Maranhão e Pará se preparam para chegada de novos cabos submarinos
O Pará e o Maranhão estão avançando preparativos para a chegada de dois novos cabos submarinos que devem aprimorar a conectividade nos estados e na região da Amazônia Legal, a partir de uma interligação com sistema internacional de cabos que conecta Europa e Brasil. O tema foi debatido no evento Amazon On, realizado na semana passada, em Manaus.
Os projetos terão financiamento liderado pelo Banco Interamericano de Desenvolvimento (BID) e ainda dependem de algumas autorizações legais para a assinatura dos contratos (algo esperado para 2026 nos dois casos). As iniciativas envolvem a construção de dois novos ramais ópticos ligando a costa Atlântico dos estados ao cabo EllaLink.
No Maranhão, a interligação com o sistema faz parte de projeto com valor total de US$ 180 milhões, que deve envolver cofinanciamento governamental francês e contrapartida local, além do apoio do BID. A rota completa terá entre 350 km e 400 km, em projeto que ainda deve incluir um data center.
Leandro Costa, presidente da Agência Estadual de Tecnologia da Informação do Maranhão (ATI/MA), lembrou que o estado adquiriu com recursos próprios o direito a uma ramificação ao EllaLink. Com as próximas fases, a ligação terá ponto de ancoragem na região da Ilha de São Luís, que abriga a capital do estado, e ponto final na cidade de Bacabeira.
Algo que deve beneficiar o empreendimento é a existência da Zona de Processamento de Exportação (ZPE) de Bacabeira, em regime que pode garantir benefícios para o projeto. No futuro, a intenção é possibilitar a consolidação do local como um hub tecnológico do Maranhão, afirma Costa.

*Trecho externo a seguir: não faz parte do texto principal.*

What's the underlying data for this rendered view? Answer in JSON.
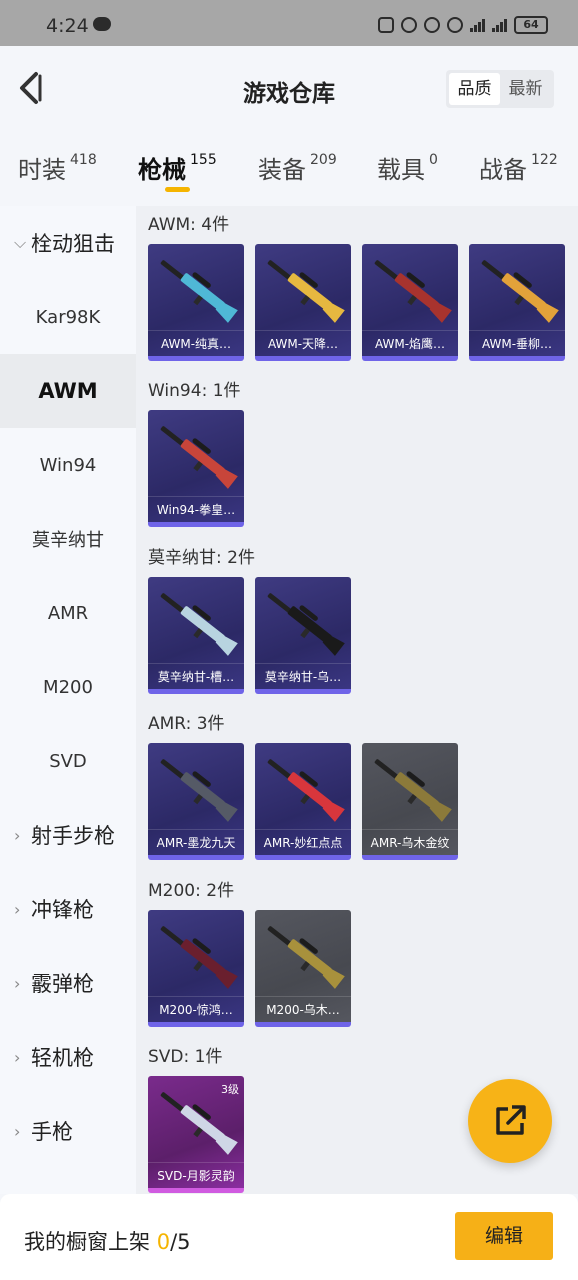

O financiamento do BID e da Agência Francesa de Desenvolvimento (AFD) ainda depende de aval de autoridades para ser contraído, inclusive da União, como é praxe em operações do gênero. Uma modernização na gestão da ATI/MA também é esperada, com evolução do modelo de autarquia para o de empresa pública.
Pará
Já a iniciativa paraense foi abordada por TELETIME em 2024: o projeto com financiamento total de US$ 144 milhões inclui ramal de 425 km entre o estado e trecho do cabo EllaLink que chegará à Guiana Francesa. Além do BID, o plano envolverá cofinanciamento pela AFD e contrapartida local.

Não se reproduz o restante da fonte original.